Depressione post-parto, istituzioni assenti

L’allarme dal convegno “Il vero pericolo è non parlarne”, promosso da Salvabebè e Salvamamme da Redattore Sociale

«Il nostro progetto è il più grande d’Europa ma è quello che riceve il minor finanziamento. Ma andiamo avanti lo stesso, anche indebitandoci personalmente, perché riteniamo che il nostro servizio sia utile in un contesto in cui le istituzioni mostrano scarso impegno». A lanciare l’allarme è Maria Grazia Passeri, presidente dell’associazione “Salvabebè e Salvamamme”, nel corso del convegno sulla depressione post-partum “Il vero pericolo è non parlarne”, promosso in collaborazione con la onlus “Atina” e organizzato ieri a Roma. L’associazione presieduta da Passeri dispone da 5 anni di un numero verde (800-283110), al quale possono rivolgersi le madri in difficoltà, e di sportelli attivi nella Capitale. Da marzo 2005 a settembre 2007, lo sportello centrale ha seguito oltre 1.800 donne e circa 2.200 bambini di 68 nazionalità diverse.

«Il 20% delle chiamate che riceviamo – spiega Passeri – arriva da donne italiane e il 7% ci contatta per problemi di depressione. Le altre ci chiedono aiuto perché povere, minacciate e vittime di violenze. Il numero delle richieste di intervento è in costante aumento. Attualmente lavoriamo con l’ospedale San Camillo e con l’Umberto I». «Il nostro obiettivo – afferma Rosanna Cerbo, neuropsichiatria della Sapienza e responsabile scientifico di “Salvabebè e Salvamamme” – è creare una rete tra Umberto I, San Camillo e università Cattolica che si occupi di prevenire, curare e identificare la depressione post-partum. Oltre alle donne italiane che già frequentano pediatri e ginecologi, ci rivolgiamo alle immigrate e soprattutto alle donne dell’Est che si trovano ad affrontare da sole i problemi legati alla gravidanza e alla maternità».

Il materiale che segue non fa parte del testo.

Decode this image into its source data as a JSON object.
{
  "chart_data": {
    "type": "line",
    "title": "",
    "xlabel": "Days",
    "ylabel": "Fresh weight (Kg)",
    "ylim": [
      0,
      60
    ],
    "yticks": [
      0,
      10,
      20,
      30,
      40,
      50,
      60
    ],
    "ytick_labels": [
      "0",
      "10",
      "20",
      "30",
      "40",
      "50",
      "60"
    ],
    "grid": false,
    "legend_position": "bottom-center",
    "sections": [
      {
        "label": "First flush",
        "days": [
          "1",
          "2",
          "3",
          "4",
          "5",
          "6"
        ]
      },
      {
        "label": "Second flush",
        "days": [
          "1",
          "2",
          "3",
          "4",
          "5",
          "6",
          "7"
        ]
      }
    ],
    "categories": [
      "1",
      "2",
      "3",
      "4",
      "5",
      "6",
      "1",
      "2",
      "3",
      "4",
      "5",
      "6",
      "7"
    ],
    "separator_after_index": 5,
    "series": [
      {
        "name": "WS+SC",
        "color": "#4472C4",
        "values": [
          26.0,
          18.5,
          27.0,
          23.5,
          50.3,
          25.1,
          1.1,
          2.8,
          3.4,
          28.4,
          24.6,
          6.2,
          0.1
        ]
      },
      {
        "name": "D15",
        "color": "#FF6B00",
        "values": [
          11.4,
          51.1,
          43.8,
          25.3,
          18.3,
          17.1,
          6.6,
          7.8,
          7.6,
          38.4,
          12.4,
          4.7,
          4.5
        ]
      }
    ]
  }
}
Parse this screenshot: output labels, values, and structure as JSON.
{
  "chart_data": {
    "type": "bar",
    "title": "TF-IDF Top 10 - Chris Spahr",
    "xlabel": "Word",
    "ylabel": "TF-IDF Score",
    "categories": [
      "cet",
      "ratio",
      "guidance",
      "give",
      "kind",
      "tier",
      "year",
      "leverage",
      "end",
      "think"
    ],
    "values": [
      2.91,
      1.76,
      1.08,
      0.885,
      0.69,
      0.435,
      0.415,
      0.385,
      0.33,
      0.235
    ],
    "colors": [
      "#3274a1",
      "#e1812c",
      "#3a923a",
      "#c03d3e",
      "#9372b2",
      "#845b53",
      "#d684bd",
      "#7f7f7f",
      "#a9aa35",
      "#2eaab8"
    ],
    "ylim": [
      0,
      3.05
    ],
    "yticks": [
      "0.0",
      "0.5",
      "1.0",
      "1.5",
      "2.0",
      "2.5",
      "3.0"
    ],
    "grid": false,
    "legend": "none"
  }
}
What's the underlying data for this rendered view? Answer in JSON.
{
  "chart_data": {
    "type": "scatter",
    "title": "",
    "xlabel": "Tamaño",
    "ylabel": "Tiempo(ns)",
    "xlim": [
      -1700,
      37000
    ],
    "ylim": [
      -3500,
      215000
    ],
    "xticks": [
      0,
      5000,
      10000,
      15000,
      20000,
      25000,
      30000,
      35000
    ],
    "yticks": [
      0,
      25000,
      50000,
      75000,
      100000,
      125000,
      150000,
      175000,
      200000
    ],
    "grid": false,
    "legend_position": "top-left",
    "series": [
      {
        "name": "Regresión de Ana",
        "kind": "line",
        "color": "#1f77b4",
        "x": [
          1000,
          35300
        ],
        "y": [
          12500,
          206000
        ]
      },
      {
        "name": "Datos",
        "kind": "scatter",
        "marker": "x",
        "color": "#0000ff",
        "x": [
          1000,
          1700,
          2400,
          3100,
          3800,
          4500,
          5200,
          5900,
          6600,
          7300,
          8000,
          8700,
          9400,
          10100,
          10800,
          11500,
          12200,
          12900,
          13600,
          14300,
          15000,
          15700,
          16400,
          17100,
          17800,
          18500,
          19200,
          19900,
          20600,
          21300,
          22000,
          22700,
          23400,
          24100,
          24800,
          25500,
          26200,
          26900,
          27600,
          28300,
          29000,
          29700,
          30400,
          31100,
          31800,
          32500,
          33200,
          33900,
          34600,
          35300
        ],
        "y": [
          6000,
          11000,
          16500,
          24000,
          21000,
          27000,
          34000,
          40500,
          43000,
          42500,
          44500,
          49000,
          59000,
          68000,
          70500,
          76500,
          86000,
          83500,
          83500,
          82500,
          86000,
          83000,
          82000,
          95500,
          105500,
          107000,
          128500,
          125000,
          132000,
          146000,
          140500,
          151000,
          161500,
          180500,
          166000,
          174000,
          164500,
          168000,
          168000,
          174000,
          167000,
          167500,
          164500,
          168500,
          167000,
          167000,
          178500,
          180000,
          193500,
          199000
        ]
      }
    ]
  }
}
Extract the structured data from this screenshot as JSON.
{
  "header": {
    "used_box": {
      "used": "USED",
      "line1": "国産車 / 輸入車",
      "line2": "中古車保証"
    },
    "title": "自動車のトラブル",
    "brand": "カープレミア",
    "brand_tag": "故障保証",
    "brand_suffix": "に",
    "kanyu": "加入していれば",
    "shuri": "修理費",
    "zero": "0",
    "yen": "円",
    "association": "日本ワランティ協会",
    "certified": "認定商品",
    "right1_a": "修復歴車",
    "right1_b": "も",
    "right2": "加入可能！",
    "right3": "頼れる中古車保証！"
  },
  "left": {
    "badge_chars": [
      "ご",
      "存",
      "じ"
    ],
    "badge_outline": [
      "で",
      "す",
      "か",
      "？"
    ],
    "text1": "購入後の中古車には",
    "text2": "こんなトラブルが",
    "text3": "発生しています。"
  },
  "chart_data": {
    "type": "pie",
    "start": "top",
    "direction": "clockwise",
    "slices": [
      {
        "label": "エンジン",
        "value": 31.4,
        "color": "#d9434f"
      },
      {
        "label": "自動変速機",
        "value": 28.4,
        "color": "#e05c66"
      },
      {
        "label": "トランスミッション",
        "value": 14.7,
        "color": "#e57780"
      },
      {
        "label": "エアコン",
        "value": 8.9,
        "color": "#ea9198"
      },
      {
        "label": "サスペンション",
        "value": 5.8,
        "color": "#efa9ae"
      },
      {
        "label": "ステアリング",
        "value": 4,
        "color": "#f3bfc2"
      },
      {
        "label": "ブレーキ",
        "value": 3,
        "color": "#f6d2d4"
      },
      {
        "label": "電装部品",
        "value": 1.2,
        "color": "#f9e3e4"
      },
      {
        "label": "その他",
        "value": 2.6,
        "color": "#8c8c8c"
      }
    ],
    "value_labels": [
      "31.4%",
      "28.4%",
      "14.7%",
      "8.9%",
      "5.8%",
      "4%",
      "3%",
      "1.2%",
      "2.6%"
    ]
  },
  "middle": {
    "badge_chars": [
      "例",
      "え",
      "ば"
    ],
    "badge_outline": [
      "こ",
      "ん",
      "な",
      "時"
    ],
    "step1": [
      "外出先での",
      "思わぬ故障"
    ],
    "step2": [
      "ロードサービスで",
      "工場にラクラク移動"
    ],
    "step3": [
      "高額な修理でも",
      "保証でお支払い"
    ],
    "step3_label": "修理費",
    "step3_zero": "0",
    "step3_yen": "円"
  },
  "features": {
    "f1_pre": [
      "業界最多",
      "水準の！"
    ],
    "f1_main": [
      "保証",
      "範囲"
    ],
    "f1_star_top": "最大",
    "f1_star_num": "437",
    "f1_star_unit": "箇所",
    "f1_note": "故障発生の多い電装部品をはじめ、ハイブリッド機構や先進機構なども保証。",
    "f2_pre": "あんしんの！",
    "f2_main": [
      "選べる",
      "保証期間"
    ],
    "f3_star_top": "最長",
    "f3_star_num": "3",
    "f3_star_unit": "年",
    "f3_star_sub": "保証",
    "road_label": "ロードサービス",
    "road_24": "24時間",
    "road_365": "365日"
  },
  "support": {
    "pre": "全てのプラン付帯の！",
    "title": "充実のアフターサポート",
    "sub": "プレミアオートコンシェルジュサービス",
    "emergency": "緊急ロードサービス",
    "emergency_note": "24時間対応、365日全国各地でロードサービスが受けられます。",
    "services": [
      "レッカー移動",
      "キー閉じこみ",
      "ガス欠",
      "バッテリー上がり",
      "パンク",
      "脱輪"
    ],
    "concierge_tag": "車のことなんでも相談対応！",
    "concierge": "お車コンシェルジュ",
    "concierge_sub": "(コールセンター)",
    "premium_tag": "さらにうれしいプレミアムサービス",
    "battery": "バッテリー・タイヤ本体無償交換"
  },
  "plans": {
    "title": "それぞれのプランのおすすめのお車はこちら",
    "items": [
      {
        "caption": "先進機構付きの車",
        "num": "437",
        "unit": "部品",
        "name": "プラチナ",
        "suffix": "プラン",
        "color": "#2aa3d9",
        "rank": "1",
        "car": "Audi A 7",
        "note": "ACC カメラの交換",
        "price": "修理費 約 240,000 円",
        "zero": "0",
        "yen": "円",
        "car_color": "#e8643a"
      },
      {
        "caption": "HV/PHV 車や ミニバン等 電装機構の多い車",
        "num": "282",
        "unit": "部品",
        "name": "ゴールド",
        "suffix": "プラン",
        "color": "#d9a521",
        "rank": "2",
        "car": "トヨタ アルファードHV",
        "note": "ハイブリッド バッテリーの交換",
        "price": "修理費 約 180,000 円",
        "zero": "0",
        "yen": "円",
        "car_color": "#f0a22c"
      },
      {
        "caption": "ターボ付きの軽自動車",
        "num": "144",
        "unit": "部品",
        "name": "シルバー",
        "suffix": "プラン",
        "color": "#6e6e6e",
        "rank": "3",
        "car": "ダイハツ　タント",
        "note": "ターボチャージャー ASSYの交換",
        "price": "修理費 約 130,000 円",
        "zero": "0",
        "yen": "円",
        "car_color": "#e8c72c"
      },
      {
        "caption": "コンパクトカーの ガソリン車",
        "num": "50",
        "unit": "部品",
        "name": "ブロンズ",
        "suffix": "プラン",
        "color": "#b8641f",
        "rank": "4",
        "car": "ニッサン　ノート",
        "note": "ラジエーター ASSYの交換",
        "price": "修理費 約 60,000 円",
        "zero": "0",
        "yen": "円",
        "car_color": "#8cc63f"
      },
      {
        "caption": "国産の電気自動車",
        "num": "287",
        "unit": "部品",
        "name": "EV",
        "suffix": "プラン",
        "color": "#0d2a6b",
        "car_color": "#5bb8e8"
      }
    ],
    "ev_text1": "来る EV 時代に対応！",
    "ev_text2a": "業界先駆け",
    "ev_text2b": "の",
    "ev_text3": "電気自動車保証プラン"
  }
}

Ad affiancare il lavoro dell’associazione di Maria Grazia Passeri, c’è la onlus “Atina” formata da psicologhe cliniche e dello sviluppo e che segue la mamma dalla gravidanza ai 3 anni del figlio. «Dal 1998 a oggi – spiega la presidente Viviana Finistrella – operando soprattutto con le Asl RmB e RmC, abbiamo seguito in collaborazione con i consultori 1.500 gestanti tra il quarto e nono mese di gravidanza. Il nostro intervento è soprattutto a domicilio e, dopo il colloquio, compiliamo una scheda di valutazione del rischio psicosociale e sottoponiamo le donne a un test per evidenziare sintomi di una possibile depressione. Poi elaboriamo i dati e li forniamo ai consultori per gli interventi. Il nemico numero uno delle donne in gravidanza – conclude Finistrella – è la solitudine, perciò il vero pericolo è non parlarne».